Climat : comment les syndicats préparent-ils la grève du 20 septembre ?

Dans le cadre de la semaine mondiale pour le climat du 20 au 27 septembre, l’ensemble de la population est appelée à se mettre en grève et à descendre dans la rue vendredi aux côtés des jeunes. Comment les organisations syndicales françaises s’approprient-elles et relayent-elles cette mobilisation pour rendre la grève effective ?

« En septembre prochain, des millions de personnes quitteront leur poste de travail ou leur domicile pour rejoindre les jeunes grévistes climatiques dans les rues et exiger la fin de l’ère des combustibles fossiles », annonce la page Global Climate Strike qui regroupe de très nombreuses associations et ONG à travers le monde.
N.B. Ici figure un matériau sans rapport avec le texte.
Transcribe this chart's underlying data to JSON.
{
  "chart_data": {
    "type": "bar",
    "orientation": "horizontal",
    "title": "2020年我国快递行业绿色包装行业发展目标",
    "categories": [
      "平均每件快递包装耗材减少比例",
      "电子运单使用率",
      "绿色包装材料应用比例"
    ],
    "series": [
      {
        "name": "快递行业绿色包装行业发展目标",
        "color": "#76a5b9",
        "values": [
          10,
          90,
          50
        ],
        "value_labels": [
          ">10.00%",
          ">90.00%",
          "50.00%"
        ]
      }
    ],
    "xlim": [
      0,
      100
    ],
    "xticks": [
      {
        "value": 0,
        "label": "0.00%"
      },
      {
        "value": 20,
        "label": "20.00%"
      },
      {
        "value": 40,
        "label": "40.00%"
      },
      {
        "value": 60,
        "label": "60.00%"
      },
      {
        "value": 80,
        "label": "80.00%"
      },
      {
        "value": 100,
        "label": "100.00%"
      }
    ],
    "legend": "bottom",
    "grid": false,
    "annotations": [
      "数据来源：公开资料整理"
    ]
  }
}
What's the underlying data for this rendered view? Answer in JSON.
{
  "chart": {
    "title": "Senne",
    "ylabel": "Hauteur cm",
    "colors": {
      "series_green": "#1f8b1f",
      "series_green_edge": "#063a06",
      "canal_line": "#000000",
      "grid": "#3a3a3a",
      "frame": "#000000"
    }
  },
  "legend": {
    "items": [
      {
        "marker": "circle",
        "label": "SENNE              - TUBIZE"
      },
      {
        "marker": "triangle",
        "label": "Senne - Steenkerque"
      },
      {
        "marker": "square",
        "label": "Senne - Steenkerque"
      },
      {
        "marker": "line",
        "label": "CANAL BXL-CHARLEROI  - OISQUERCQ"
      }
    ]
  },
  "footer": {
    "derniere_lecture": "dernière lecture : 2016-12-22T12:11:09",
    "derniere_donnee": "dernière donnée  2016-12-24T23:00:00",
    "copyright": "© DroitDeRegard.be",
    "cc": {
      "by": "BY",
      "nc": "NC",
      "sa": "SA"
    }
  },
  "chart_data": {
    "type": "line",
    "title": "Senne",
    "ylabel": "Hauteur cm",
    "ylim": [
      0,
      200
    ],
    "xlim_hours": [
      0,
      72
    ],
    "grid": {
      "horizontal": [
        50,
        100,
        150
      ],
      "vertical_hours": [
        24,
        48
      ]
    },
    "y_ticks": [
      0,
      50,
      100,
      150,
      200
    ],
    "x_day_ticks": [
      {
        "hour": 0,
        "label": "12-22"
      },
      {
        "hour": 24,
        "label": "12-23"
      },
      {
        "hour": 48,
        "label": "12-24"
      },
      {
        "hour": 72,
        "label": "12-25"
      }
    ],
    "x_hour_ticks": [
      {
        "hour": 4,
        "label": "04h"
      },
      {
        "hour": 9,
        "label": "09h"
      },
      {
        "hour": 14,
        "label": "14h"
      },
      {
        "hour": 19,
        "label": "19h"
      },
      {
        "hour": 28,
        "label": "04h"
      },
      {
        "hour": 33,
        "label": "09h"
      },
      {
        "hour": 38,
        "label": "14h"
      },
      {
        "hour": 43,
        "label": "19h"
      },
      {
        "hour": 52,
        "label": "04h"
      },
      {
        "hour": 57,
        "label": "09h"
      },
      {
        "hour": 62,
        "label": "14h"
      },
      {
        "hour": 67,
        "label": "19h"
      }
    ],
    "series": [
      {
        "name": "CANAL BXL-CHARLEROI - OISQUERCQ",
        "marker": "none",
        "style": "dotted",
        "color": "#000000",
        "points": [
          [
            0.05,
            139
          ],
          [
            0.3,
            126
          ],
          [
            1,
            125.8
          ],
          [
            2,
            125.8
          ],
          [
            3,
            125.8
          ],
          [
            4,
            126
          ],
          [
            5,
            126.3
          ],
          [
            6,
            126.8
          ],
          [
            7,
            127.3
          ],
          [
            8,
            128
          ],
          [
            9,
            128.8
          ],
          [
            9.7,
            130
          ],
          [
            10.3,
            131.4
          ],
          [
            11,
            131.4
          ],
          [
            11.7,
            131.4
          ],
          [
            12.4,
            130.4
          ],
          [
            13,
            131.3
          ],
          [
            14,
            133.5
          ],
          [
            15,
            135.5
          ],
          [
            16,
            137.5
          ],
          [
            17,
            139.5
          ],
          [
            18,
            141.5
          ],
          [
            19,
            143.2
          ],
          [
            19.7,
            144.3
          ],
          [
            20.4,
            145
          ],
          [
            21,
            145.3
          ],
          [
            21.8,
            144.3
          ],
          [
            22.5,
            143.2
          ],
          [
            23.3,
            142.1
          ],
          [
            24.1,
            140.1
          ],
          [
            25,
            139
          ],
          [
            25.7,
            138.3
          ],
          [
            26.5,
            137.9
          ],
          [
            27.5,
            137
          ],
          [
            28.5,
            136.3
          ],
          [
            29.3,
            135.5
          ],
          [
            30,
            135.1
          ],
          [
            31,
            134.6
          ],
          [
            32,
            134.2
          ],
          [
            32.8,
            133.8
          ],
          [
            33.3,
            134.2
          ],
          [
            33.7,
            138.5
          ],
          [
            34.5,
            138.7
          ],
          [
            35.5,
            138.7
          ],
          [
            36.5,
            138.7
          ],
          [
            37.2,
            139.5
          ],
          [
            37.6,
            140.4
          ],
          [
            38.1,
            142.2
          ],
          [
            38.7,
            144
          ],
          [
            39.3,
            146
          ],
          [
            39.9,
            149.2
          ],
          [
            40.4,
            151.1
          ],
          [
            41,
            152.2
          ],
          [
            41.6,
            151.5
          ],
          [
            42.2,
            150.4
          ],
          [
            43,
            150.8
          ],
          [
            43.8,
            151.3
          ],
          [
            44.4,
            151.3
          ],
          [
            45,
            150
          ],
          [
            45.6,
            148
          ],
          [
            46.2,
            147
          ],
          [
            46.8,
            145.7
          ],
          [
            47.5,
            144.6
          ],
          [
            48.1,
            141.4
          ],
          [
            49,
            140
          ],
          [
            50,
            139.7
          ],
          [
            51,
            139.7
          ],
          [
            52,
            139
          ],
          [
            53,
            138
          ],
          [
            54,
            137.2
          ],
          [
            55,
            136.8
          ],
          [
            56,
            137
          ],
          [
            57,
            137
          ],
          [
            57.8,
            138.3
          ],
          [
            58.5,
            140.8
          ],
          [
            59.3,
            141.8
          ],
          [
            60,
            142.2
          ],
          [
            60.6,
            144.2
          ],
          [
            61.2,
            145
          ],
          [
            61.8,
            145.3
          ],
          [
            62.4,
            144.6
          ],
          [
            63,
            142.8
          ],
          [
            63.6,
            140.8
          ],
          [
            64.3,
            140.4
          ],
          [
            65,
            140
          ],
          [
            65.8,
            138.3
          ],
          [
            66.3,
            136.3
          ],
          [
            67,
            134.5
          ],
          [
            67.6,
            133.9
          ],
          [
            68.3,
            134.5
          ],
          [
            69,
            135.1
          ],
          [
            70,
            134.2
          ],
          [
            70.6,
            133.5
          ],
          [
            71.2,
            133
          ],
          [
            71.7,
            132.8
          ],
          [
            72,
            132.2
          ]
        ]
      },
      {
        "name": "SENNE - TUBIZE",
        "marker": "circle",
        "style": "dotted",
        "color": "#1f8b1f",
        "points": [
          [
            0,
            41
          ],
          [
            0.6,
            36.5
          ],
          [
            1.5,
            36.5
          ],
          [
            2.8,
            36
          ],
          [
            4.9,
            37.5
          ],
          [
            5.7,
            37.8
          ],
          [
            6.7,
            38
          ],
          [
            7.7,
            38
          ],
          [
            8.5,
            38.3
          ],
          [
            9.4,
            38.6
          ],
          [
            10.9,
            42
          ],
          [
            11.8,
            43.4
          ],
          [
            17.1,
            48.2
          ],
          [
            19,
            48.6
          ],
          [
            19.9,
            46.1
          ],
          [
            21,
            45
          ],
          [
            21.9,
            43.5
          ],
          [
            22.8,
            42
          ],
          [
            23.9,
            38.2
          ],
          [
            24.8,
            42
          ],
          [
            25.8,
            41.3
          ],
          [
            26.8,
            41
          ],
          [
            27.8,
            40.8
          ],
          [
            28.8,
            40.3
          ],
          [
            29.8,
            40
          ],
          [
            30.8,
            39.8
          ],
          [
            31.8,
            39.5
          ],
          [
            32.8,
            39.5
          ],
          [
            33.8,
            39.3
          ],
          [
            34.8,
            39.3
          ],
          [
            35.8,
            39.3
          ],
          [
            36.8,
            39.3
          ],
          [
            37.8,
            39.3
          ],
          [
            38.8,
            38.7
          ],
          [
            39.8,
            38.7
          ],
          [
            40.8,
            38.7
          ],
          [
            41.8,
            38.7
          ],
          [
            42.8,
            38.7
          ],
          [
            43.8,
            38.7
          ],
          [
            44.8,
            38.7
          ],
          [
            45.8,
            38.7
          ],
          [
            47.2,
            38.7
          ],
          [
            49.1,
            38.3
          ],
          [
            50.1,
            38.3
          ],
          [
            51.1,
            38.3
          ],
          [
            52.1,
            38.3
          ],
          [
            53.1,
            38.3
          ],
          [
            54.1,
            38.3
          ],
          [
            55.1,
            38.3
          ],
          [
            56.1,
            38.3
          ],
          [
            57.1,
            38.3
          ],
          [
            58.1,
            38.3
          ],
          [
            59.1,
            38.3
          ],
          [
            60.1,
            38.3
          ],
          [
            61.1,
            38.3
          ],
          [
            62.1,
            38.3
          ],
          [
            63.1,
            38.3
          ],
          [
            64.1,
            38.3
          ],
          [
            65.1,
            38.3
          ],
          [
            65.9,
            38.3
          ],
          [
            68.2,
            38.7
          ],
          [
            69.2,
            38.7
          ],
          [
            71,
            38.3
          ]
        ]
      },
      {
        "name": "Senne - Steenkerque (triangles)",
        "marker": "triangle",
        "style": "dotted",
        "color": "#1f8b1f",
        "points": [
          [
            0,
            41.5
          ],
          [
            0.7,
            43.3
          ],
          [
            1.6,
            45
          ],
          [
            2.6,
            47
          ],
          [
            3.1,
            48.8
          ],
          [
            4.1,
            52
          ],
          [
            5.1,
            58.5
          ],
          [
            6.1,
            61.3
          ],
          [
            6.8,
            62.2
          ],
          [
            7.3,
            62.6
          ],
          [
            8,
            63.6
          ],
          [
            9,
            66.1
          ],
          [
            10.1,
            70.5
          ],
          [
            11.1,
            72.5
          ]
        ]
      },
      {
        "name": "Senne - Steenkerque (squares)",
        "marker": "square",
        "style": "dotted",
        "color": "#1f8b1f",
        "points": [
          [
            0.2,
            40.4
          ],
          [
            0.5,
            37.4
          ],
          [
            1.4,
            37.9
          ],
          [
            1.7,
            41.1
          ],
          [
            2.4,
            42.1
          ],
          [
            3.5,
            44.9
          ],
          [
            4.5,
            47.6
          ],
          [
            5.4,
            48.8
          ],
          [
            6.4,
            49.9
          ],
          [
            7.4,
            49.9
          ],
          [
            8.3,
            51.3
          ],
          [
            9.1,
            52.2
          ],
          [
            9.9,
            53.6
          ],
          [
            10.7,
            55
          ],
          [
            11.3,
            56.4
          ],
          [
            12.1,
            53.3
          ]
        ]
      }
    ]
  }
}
Pour la première fois, une grève contre le réchauffement climatique invite l’ensemble des travailleurs à quitter leur poste.

L’année scolaire dernière, deux grèves mondiales de la jeunesse avaient réuni plusieurs millions d’étudiants et de lycéens les 15 mars et 24 mai. Ils étaient accompagnés de rares adultes, essentiellement des enseignants. Des grèves massives s’étaient tout de même étalées sur plusieurs semaines notamment en Belgique. Parallèlement, les marches pour le climat ont touché un nouveau public et fait surgir l’esquisse de mobilisations de masse. Malgré toutes ces manifestations et la multiplication des actions de désobéissance, « les émissions de gaz à effet de serre stagnent voire augmentent dans le monde tandis que nous assistons à une extinction de masse de la biodiversité », constatent les 60 organisations qui appellent aux journées du 20 et 21 septembre en France.

 

Mobilisation générale

 

Par conséquent, les associations et ONG tentent de passer à la vitesse supérieure en appelant à la mobilisation générale. Ainsi, elles annoncent leurs ambitions pour le vendredi 20 septembre : « nous ferons grève, quel que soit notre âge, pour mettre en pause l’espace d’une journée ce système économique ». Ce volontarisme affiché suffira-t-il à rendre la grève effective au-delà de la jeunesse ? Et si oui, dans quels secteurs d’activités ? Pour l’heure, les salariés de Google aux États-Unis ont annoncé que 400 d’entre eux se joindraient à la marche pour réclamer que leur entreprise résilie ses contrats avec les sociétés pétrolières et gazières. Des travailleurs américains de Facebook, Amazon et Microsoft ont fait de même. Mais en France, aucune annonce similaire n’a été formulée.

« Nous sommes au début de la prise de conscience des camarades et des collègues », admet Simon Duteil, secrétaire national et responsable des questions climatiques pour Solidaires, la seule organisation syndicale de salariés à être signataire de l’appel des associations et ONG. Si, de façon inédite, des salariés isolés ont pris contact directement avec l’union syndicale pour savoir comment ils pouvaient faire grève, ce n’est pas pour autant un raz de marée. Plus sûr pour évaluer la portée des arrêts de travail ce jour-là : le nombre de préavis de grève et d’appels fermes à la grève émanant de fédérations n’est pas très élevé. Solidaires a bien déposé un préavis couvrant l’ensemble de la fonction publique – le privé n’en ayant pas besoin – mais seule sa fédération de l’éducation a formulé un appel explicite à arrêter le travail le 20 septembre dans son secteur.